Katie Snipes Lancaster on Pastoral Identity: Tohu-Va-Vohu
This post is part of a blog series on Pomomusings, discussing pastoral identity. To read about the series, as well as get a full schedule of participants, click here.
My pastoral identity is shaped by tohu-va-vohu. Chaos, that is. Tohu-va-vohu, a Hebrew word from the first chapter of Genesis, is thought to be a nonsense word – like gobbledegook. It is translated as ‘formless void,’ an ‘unformed emptiness,’ or, my favorite, ‘a soup of nothingness.’ It is this shapelessness that, in fact, gives shape to my pastoral identity.
On the one hand, tohu-va-vohu is the crabby, irritable part of parish ministry. It is that unearthly array of clutter on the surface of your desk. It is the head-spinning work of ‘managing expectations’ – like the classic work of helping a parishioner see that it is okay to find a visitor in ‘their’ pew, or carefully disclosing the hard truth that tiny shifts to the worship bulletin do not mean that God is poof gone. Tohu-va-vohu is what makes you, as a pastor, feel like you are watching the reality TV show Parishioners Behaving Badly, instead of what you thought you’d see at church back when you were an idyllic seminarian – the Body of Christ living into God’s call. Tohu-va-vohu will eat up and spit out clergy like no body’s business.
On the other hand, tohu-va-vohu is the reason we do parish ministry. It is the somber chaos of cancer creeping into another life, and the hushed conversation about a miscarriage or a teen suicide attempt. It is what leaves men and woman homeless, helpless or hurting. It is global poverty and drought and abuse. Tohu-va-vohu is what causes the prophets to plead: “care for the orphans and the widows and the strangers” and “do justice, love kindness and walk humbly with God.”
Formed by all this, my prayers begin at chaos. This emerging prayer practice is evidence that the communion litany is seeping into my soul, rooting me in its sweeping narrative of salvation that begins with God’s spirit hovering over the chaos. Serving communion on Sunday mornings for six years has washed me in the watery chaos, created a tohu-va-vohu identity, so to speak. But, the week-in, week-out experience of parish ministry itself has also called me to pray, “God, let your spirit hover over the chaos of our lives.”
From the chaos, somehow, trustingly, I can finally hear the rest of Genesis chapter one. God speaks into the chaos and separates the chaos into the poetry of sunrise and moonrise, that liminal space between land and lake, the cacophony of birds squawking and frogs croaking, and so on.
In this ancient creation story that I love, the universe begins with a voice that calls order into the chaos; a voice that undoes the darkness calling out ‘let there be light’ and the light shines in the darkness and the darkness would not overcome it.
Walter Brueggemann writes that in Genesis 1, “God and God’s creation are bound together by the powerful, gracious movement of God towards that creation… and the binding is irreversible.
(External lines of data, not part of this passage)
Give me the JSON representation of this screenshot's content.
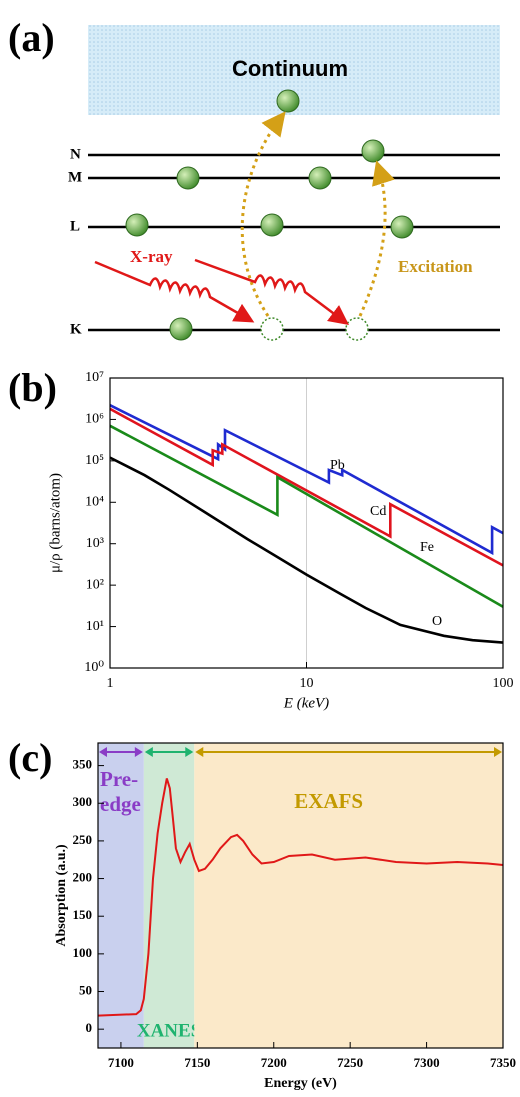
{
  "diagram": {
    "panel": "(a)",
    "continuum": "Continuum",
    "levels": [
      "N",
      "M",
      "L",
      "K"
    ],
    "xray": "X-ray",
    "excitation": "Excitation"
  },
  "chart_data": [
    {
      "type": "line",
      "panel": "(b)",
      "xlabel": "E (keV)",
      "ylabel": "μ/ρ (barns/atom)",
      "xscale": "log",
      "yscale": "log",
      "xlim": [
        1,
        100
      ],
      "ylim": [
        1,
        10000000
      ],
      "xticks": [
        1,
        10,
        100
      ],
      "yticks": [
        {
          "value": 1,
          "label": "10⁰"
        },
        {
          "value": 10,
          "label": "10¹"
        },
        {
          "value": 100,
          "label": "10²"
        },
        {
          "value": 1000,
          "label": "10³"
        },
        {
          "value": 10000,
          "label": "10⁴"
        },
        {
          "value": 100000,
          "label": "10⁵"
        },
        {
          "value": 1000000,
          "label": "10⁶"
        },
        {
          "value": 10000000,
          "label": "10⁷"
        }
      ],
      "xgrid": true,
      "series": [
        {
          "name": "Pb",
          "color": "#1f2bd1",
          "x": [
            1,
            3.55,
            3.55,
            3.85,
            3.85,
            13.0,
            13.0,
            15.2,
            15.2,
            88,
            88,
            100
          ],
          "values": [
            2200000,
            110000,
            250000,
            190000,
            550000,
            30000,
            60000,
            45000,
            60000,
            600,
            2500,
            1800
          ]
        },
        {
          "name": "Cd",
          "color": "#e0141e",
          "x": [
            1,
            3.33,
            3.33,
            3.73,
            3.73,
            26.7,
            26.7,
            100
          ],
          "values": [
            1800000,
            80000,
            180000,
            150000,
            250000,
            1500,
            9000,
            300
          ]
        },
        {
          "name": "Fe",
          "color": "#1a8a1a",
          "x": [
            1,
            7.11,
            7.11,
            100
          ],
          "values": [
            700000,
            5000,
            40000,
            30
          ]
        },
        {
          "name": "O",
          "color": "#000000",
          "x": [
            1,
            1.5,
            2,
            3,
            5,
            7,
            10,
            15,
            20,
            30,
            50,
            70,
            100
          ],
          "values": [
            120000,
            45000,
            20000,
            6000,
            1300,
            500,
            180,
            60,
            28,
            11,
            6,
            4.7,
            4.1
          ]
        }
      ]
    },
    {
      "type": "line",
      "panel": "(c)",
      "xlabel": "Energy (eV)",
      "ylabel": "Absorption (a.u.)",
      "xlim": [
        7085,
        7350
      ],
      "ylim": [
        -25,
        380
      ],
      "xticks": [
        7100,
        7150,
        7200,
        7250,
        7300,
        7350
      ],
      "yticks": [
        0,
        50,
        100,
        150,
        200,
        250,
        300,
        350
      ],
      "regions": [
        {
          "name": "Pre-edge",
          "start": 7085,
          "end": 7115,
          "color": "#c9d0ee",
          "arrow": "#8a3cc6"
        },
        {
          "name": "XANES",
          "start": 7115,
          "end": 7148,
          "color": "#cfe9d5",
          "arrow": "#1fb36f"
        },
        {
          "name": "EXAFS",
          "start": 7148,
          "end": 7350,
          "color": "#fbe9c9",
          "arrow": "#c39a00"
        }
      ],
      "series": [
        {
          "color": "#e01818",
          "x": [
            7085,
            7110,
            7113,
            7115,
            7118,
            7121,
            7124,
            7127,
            7130,
            7132,
            7134,
            7136,
            7139,
            7142,
            7145,
            7148,
            7151,
            7155,
            7160,
            7165,
            7172,
            7176,
            7180,
            7186,
            7192,
            7200,
            7210,
            7225,
            7240,
            7260,
            7280,
            7300,
            7320,
            7340,
            7350
          ],
          "values": [
            18,
            20,
            25,
            40,
            100,
            200,
            260,
            300,
            333,
            320,
            280,
            240,
            222,
            235,
            246,
            225,
            210,
            213,
            225,
            240,
            255,
            258,
            250,
            232,
            220,
            222,
            230,
            232,
            225,
            228,
            222,
            220,
            222,
            220,
            218
          ]
        }
      ]
    }
  ]
}
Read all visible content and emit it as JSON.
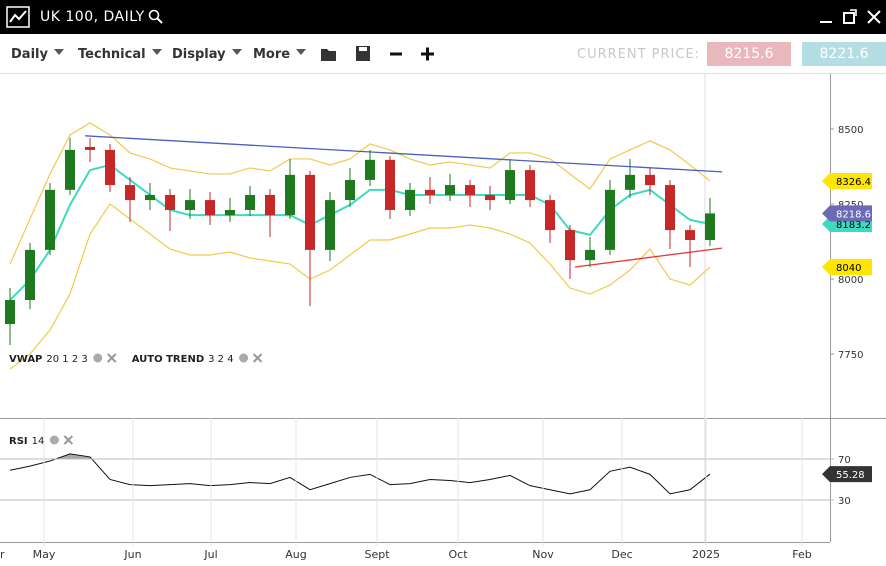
{
  "header": {
    "title": "UK 100, DAILY"
  },
  "toolbar": {
    "menus": [
      "Daily",
      "Technical",
      "Display",
      "More"
    ],
    "price_label": "CURRENT PRICE:",
    "sell": 8215.6,
    "buy": 8221.6
  },
  "chart_data": [
    {
      "type": "candlestick",
      "x": [
        0.5,
        1.5,
        2.5,
        3.5,
        4.5,
        5.5,
        6.5,
        7.5,
        8.5,
        9.5,
        10.5,
        11.5,
        12.5,
        13.5,
        14.5,
        15.5,
        16.5,
        17.5,
        18.5,
        19.5,
        20.5,
        21.5,
        22.5,
        23.5,
        24.5,
        25.5,
        26.5,
        27.5,
        28.5,
        29.5,
        30.5,
        31.5,
        32.5,
        33.5,
        34.5,
        35.5
      ],
      "ohlc": [
        [
          7850,
          7970,
          7780,
          7930
        ],
        [
          7930,
          8120,
          7900,
          8097
        ],
        [
          8097,
          8320,
          8080,
          8297
        ],
        [
          8297,
          8470,
          8280,
          8430
        ],
        [
          8440,
          8470,
          8390,
          8430
        ],
        [
          8430,
          8450,
          8290,
          8313
        ],
        [
          8313,
          8340,
          8190,
          8263
        ],
        [
          8263,
          8320,
          8230,
          8280
        ],
        [
          8280,
          8300,
          8160,
          8230
        ],
        [
          8230,
          8300,
          8200,
          8263
        ],
        [
          8263,
          8290,
          8180,
          8213
        ],
        [
          8213,
          8270,
          8190,
          8230
        ],
        [
          8230,
          8310,
          8210,
          8280
        ],
        [
          8280,
          8300,
          8140,
          8213
        ],
        [
          8213,
          8400,
          8200,
          8347
        ],
        [
          8347,
          8360,
          7910,
          8097
        ],
        [
          8097,
          8290,
          8060,
          8263
        ],
        [
          8263,
          8370,
          8240,
          8330
        ],
        [
          8330,
          8430,
          8310,
          8397
        ],
        [
          8397,
          8410,
          8200,
          8230
        ],
        [
          8230,
          8320,
          8210,
          8297
        ],
        [
          8297,
          8340,
          8250,
          8280
        ],
        [
          8280,
          8350,
          8260,
          8313
        ],
        [
          8313,
          8330,
          8240,
          8280
        ],
        [
          8280,
          8310,
          8230,
          8263
        ],
        [
          8263,
          8400,
          8250,
          8363
        ],
        [
          8363,
          8380,
          8240,
          8263
        ],
        [
          8263,
          8280,
          8120,
          8163
        ],
        [
          8163,
          8180,
          8000,
          8063
        ],
        [
          8063,
          8140,
          8040,
          8097
        ],
        [
          8097,
          8330,
          8080,
          8297
        ],
        [
          8297,
          8400,
          8270,
          8347
        ],
        [
          8347,
          8370,
          8280,
          8313
        ],
        [
          8313,
          8330,
          8100,
          8163
        ],
        [
          8163,
          8180,
          8040,
          8130
        ],
        [
          8130,
          8270,
          8110,
          8218.6
        ]
      ],
      "up_color": "#1f7a1f",
      "down_color": "#c62828",
      "badge_color": "#6b6bb5",
      "series": [
        {
          "color": "#f2c94c",
          "values": [
            8050,
            8200,
            8350,
            8480,
            8520,
            8480,
            8420,
            8400,
            8370,
            8360,
            8350,
            8350,
            8370,
            8360,
            8400,
            8400,
            8380,
            8400,
            8450,
            8430,
            8400,
            8380,
            8390,
            8380,
            8370,
            8420,
            8420,
            8400,
            8350,
            8300,
            8400,
            8430,
            8460,
            8430,
            8380,
            8326.4
          ]
        },
        {
          "color": "#f2c94c",
          "values": [
            7700,
            7750,
            7830,
            7950,
            8150,
            8250,
            8200,
            8150,
            8100,
            8080,
            8080,
            8090,
            8070,
            8060,
            8050,
            8000,
            8030,
            8080,
            8130,
            8130,
            8150,
            8170,
            8170,
            8180,
            8170,
            8150,
            8120,
            8050,
            7970,
            7950,
            7980,
            8030,
            8100,
            8000,
            7980,
            8040
          ]
        },
        {
          "color": "#3dd9c1",
          "values": [
            7930,
            7997,
            8097,
            8247,
            8363,
            8380,
            8330,
            8280,
            8230,
            8213,
            8213,
            8213,
            8213,
            8213,
            8213,
            8180,
            8213,
            8247,
            8297,
            8297,
            8280,
            8280,
            8280,
            8280,
            8280,
            8280,
            8280,
            8247,
            8163,
            8147,
            8230,
            8280,
            8297,
            8247,
            8197,
            8183.2
          ]
        }
      ],
      "lines": [
        {
          "color": "#4a5fc1",
          "x": [
            4.25,
            36.1
          ],
          "values": [
            8477,
            8357
          ]
        },
        {
          "color": "#e53935",
          "x": [
            28.75,
            36.1
          ],
          "values": [
            8040,
            8103
          ]
        }
      ],
      "indicators": [
        {
          "name": "VWAP",
          "params": "20 1 2 3"
        },
        {
          "name": "AUTO TREND",
          "params": "3 2 4"
        }
      ],
      "xlim": [
        0,
        41.5
      ],
      "ylim": [
        7537,
        8683
      ],
      "yticks": [
        8500,
        8250,
        8000,
        7750
      ]
    },
    {
      "type": "line",
      "indicator": {
        "name": "RSI",
        "params": "14"
      },
      "x": [
        0.5,
        1.5,
        2.5,
        3.5,
        4.5,
        5.5,
        6.5,
        7.5,
        8.5,
        9.5,
        10.5,
        11.5,
        12.5,
        13.5,
        14.5,
        15.5,
        16.5,
        17.5,
        18.5,
        19.5,
        20.5,
        21.5,
        22.5,
        23.5,
        24.5,
        25.5,
        26.5,
        27.5,
        28.5,
        29.5,
        30.5,
        31.5,
        32.5,
        33.5,
        34.5,
        35.5
      ],
      "values": [
        59,
        63,
        68,
        75,
        72,
        50,
        45,
        44,
        45,
        46,
        44,
        45,
        47,
        46,
        52,
        40,
        46,
        52,
        55,
        45,
        46,
        50,
        49,
        47,
        50,
        54,
        44,
        40,
        36,
        40,
        58,
        62,
        55,
        36,
        40,
        55.28
      ],
      "color": "#111111",
      "overbought": 70,
      "fill_color": "#a8a8a8",
      "xlim": [
        0,
        41.5
      ],
      "ylim": [
        -11,
        110
      ],
      "yticks": [
        70,
        30
      ],
      "xticks": [
        {
          "value": -0.25,
          "label": "Apr"
        },
        {
          "value": 2.2,
          "label": "May"
        },
        {
          "value": 6.65,
          "label": "Jun"
        },
        {
          "value": 10.55,
          "label": "Jul"
        },
        {
          "value": 14.8,
          "label": "Aug"
        },
        {
          "value": 18.85,
          "label": "Sept"
        },
        {
          "value": 22.9,
          "label": "Oct"
        },
        {
          "value": 27.15,
          "label": "Nov"
        },
        {
          "value": 31.1,
          "label": "Dec"
        },
        {
          "value": 35.3,
          "label": "2025"
        },
        {
          "value": 40.1,
          "label": "Feb"
        }
      ]
    }
  ]
}
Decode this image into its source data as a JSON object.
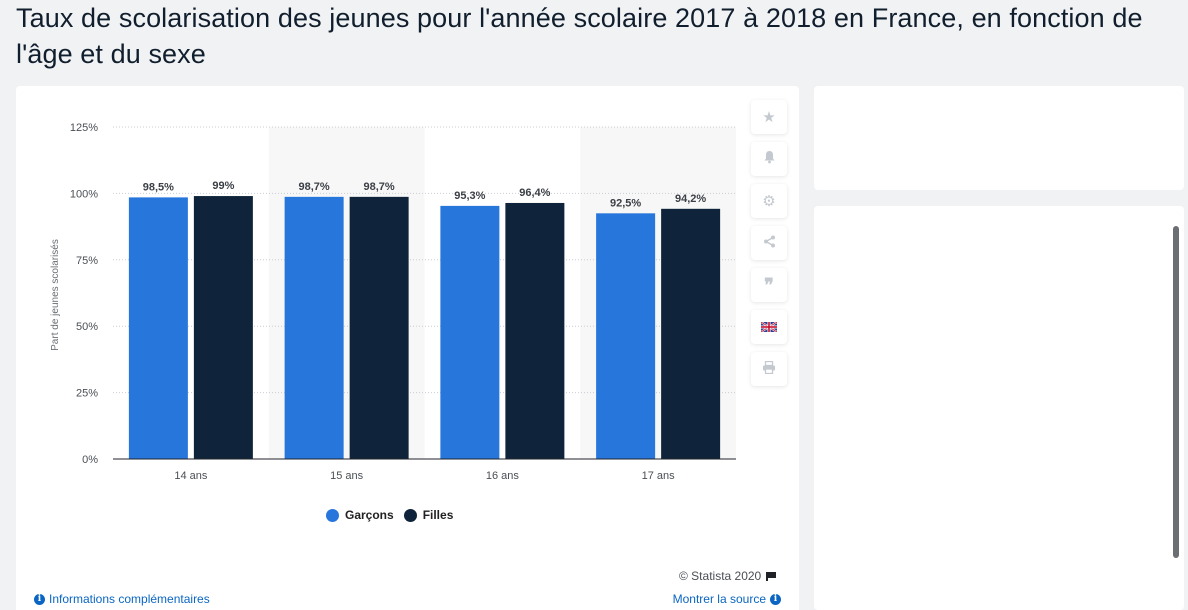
{
  "page": {
    "title": "Taux de scolarisation des jeunes pour l'année scolaire 2017 à 2018 en France, en fonction de l'âge et du sexe"
  },
  "toolbar": {
    "items": [
      "star-icon",
      "bell-icon",
      "gear-icon",
      "share-icon",
      "quote-icon",
      "flag-uk-icon",
      "print-icon"
    ]
  },
  "footer": {
    "info_label": "Informations complémentaires",
    "source_label": "Montrer la source",
    "copyright": "© Statista 2020"
  },
  "colors": {
    "garcons": "#2776db",
    "filles": "#0f243b",
    "link": "#0a66c2"
  },
  "chart_data": {
    "type": "bar",
    "title": "",
    "ylabel": "Part de jeunes scolarisés",
    "xlabel": "",
    "categories": [
      "14 ans",
      "15 ans",
      "16 ans",
      "17 ans"
    ],
    "series": [
      {
        "name": "Garçons",
        "values": [
          98.5,
          98.7,
          95.3,
          92.5
        ],
        "labels": [
          "98,5%",
          "98,7%",
          "95,3%",
          "92,5%"
        ]
      },
      {
        "name": "Filles",
        "values": [
          99,
          98.7,
          96.4,
          94.2
        ],
        "labels": [
          "99%",
          "98,7%",
          "96,4%",
          "94,2%"
        ]
      }
    ],
    "ylim": [
      0,
      125
    ],
    "yticks": [
      0,
      25,
      50,
      75,
      100,
      125
    ],
    "ytick_labels": [
      "0%",
      "25%",
      "50%",
      "75%",
      "100%",
      "125%"
    ],
    "grid": true,
    "legend": "bottom"
  }
}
God has decided it… and the mode of that binding is speech.”
Maybe you already know the binding power of speech, having been offered a job, or received a phone call on your admittance to university, or conducted important business face-to-face; a word and a handshake become the most solid of contracts.
Or, conversely, maybe you have experienced the diluted power of speech in our country, where we are overloaded with sound bites and exist in a culture of it’s-gotta-be-in-writing-before-it-can-be-believed.
But, in an oral culture like the ancient near east, out of which our scriptures come, in this my-word-is-my-deed kind of culture, the power of speech is irreplaceable. It binds together, creates covenant, makes meaning, is legally binding and profoundly life changing. It is in the chaos that God binds us together with a word, untangles us and makes promises to us – that more life might come.
And so, my pastoral identity is formed by the formless tohu-va-vohu, for that is where God speaks.
Katie Snipes Lancaster was dedicated at her grandmother’s the Disciples of Christ congregation in Crawfordsville, Indiana, baptized in the United Church of Christ in Midland, Michigan, and confirmed and ordained in the Presbyterian Church USA in Indianapolis. She quickly identified with the ecumenical roots of Kenilworth Union Church, a congregation in Chicago’s northern suburbs, where she serves as pastor. Alongside parish ministry, she is an aspiring bee keeper, soon-to-be mandolin player and avid follower of YouTube’s VlogBrothers, SciShow and CrashCourse.